喉が…乾いた砂に水が沁みていくように水が沁み渡っていった。
「ちょっとだけ待っていてね!起きて待っていてね!ね!」
リーナが私の顔を覗き込み、念を押すかのように、私から目を話すのが心配だとでもいうように言い、ドアの方へ掛けて行った。

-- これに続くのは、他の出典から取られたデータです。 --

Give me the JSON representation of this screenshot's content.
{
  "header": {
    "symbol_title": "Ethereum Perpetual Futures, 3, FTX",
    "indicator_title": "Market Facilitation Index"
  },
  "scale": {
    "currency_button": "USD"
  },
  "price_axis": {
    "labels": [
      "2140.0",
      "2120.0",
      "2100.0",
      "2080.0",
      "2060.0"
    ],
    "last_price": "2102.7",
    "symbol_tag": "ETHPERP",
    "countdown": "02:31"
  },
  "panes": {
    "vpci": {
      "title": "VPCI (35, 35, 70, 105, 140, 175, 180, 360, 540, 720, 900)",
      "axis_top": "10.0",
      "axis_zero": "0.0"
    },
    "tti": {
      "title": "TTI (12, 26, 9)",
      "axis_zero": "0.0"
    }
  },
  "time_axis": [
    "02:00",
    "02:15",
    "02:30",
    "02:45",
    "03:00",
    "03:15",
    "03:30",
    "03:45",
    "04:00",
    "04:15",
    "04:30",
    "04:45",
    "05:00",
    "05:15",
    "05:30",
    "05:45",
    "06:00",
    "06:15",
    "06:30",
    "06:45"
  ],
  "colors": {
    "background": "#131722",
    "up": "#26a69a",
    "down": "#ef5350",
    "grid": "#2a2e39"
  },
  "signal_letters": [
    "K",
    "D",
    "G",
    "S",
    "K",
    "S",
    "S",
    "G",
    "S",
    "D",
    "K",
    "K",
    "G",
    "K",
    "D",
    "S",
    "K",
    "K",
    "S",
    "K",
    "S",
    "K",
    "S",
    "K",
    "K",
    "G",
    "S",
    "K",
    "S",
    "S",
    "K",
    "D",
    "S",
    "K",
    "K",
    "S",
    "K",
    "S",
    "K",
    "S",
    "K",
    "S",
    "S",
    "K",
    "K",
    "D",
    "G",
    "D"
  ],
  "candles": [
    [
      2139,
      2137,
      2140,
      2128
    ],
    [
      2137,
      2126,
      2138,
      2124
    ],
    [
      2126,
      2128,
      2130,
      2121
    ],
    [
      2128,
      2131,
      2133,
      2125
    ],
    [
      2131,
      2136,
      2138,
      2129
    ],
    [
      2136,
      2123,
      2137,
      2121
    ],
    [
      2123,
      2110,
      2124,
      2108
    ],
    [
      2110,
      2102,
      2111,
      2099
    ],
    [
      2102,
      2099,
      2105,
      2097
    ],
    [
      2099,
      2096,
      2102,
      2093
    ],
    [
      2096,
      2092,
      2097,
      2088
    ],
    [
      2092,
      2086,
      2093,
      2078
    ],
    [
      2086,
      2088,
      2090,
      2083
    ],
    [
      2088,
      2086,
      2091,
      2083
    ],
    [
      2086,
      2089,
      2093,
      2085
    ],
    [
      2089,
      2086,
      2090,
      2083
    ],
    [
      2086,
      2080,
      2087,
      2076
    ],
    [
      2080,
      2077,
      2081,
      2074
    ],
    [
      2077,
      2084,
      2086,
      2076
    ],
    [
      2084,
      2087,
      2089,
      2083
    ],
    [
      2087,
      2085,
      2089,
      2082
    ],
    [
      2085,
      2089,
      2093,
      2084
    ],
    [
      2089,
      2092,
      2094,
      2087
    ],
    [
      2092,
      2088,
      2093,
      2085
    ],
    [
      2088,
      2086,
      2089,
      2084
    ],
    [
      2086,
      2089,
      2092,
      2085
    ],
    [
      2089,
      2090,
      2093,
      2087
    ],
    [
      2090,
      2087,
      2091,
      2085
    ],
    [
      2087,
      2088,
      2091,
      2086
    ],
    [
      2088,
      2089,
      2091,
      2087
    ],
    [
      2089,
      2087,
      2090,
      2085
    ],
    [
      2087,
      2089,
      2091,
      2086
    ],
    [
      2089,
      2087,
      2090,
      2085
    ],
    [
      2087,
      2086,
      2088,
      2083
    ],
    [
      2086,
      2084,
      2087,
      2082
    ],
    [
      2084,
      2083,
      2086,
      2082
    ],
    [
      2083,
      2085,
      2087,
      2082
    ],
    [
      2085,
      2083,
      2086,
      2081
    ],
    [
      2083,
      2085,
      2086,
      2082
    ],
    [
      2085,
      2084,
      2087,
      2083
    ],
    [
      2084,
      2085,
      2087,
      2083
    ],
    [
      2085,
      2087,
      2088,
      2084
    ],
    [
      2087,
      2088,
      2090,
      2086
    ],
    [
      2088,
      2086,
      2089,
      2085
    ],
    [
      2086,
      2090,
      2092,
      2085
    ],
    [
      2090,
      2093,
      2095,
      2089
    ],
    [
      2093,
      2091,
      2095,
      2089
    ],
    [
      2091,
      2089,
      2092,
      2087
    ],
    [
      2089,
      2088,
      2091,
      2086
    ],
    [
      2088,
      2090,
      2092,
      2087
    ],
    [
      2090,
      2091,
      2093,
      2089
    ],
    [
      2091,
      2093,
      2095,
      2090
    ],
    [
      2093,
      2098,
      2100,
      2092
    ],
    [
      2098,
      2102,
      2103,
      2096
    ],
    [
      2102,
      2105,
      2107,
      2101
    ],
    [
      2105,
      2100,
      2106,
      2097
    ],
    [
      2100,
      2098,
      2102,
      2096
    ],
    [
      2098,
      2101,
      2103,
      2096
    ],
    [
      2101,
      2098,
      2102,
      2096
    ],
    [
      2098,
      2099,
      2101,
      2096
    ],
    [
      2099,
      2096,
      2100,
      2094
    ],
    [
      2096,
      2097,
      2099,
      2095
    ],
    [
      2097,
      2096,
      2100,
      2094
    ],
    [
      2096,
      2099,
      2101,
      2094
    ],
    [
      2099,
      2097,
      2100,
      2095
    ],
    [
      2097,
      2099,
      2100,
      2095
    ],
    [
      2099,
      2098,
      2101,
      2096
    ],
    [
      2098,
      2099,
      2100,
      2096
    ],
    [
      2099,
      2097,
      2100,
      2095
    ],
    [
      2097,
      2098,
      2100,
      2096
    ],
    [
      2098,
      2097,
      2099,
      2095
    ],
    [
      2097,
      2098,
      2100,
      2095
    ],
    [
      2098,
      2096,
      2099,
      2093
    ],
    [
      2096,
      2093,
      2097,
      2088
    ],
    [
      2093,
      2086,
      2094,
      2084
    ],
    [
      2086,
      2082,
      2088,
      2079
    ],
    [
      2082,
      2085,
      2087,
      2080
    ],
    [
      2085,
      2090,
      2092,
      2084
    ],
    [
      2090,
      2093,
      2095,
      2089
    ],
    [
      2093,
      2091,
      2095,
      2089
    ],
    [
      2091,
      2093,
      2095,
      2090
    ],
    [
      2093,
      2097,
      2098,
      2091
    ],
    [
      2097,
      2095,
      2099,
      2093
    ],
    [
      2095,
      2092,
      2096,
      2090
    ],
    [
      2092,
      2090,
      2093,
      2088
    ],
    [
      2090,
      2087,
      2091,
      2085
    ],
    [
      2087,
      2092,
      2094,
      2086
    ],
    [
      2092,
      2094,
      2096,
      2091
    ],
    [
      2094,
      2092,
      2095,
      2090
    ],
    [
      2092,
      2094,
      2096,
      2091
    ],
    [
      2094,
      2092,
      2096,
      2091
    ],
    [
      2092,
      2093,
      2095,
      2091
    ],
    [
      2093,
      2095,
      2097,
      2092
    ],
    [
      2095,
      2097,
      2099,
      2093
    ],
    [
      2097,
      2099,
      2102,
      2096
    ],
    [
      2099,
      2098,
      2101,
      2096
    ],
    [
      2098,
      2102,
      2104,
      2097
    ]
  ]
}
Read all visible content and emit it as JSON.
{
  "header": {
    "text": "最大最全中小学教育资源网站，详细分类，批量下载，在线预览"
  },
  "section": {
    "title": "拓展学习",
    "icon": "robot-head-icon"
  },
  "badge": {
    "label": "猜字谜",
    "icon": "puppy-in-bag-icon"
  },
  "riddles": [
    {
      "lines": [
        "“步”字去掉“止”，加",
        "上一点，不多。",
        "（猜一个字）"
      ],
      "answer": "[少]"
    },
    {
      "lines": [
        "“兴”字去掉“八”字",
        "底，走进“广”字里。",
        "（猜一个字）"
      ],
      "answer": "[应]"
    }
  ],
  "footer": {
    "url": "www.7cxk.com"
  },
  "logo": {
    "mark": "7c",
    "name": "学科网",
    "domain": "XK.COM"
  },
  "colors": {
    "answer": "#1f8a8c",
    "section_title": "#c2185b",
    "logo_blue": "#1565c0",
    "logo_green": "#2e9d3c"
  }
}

ドアの向こうで人を呼ぶ声が聞こえ、リーナが何かを話しているようだった。
すると再び戻ってきて、ベッドサイドの椅子に座った。
「今ね、白湯とスープを持ってきてくれるように頼んだから。
先ずは少しずつ体力を戻そう!
それでね、本当は身体を拭いてあげたいけど、今日、少しでも食べられたら、明日、拭いてあげるね!」
「ここは…どこ?」
「ここは公爵家マスターソン家別邸だよ…別邸のレイが滞在していた部屋だよ。
公爵様と、レイのお父様が相談して、ここへ連れてきてくれたの。
アルは居ないけど、その代わりにアンドリュー様がレイに付き添ってきているよ。
アンドリュー様、呼んでくる?」
「呼ばなくて良い…。私はどうしてここに?」
「ドアの隙間越しに私に会ったのは覚えている?」
私がうなずくと、リーナは続けた。
「その翌日ね、約束通り、また侯爵家スチュアート家へ行ったの。
でもどんなに呼んでもレイの返事が無くて…ごめん…窓を割って、強引に入っちゃった!
そしたらレイが凄い高熱で倒れていて。
お医者さんを呼んでもらって診てもらったんだけど…心が疲れちゃっているって言われてね。
それで公爵様とレイのお父様が相談して、ここで療養した方が良いだろうって。
ここなら私が居るからね!」
「そうか…迷惑をかけてごめんね…。でも私がここに居ては…。」
「ここに居て良いって公爵様は言ったよ。それにアンドリュー様も付き添った方がって言ったのは、公爵様だし。
だからね、今は何も考えなくて良いから、しっかり休んで、元気になって!」
そしてドアをノックする音が聞こえ、リーナが走っていった。
少しだけドアを開け、ワゴンが部屋へ入れられ、リーナがそれを押して戻ってきた。
「スープ、少しでも食べられる?」
それは味も薄くて、具は何もないスープだった。
それをゆっくりゆっくり飲み干す間、リーナはずっとそばに居てくれた。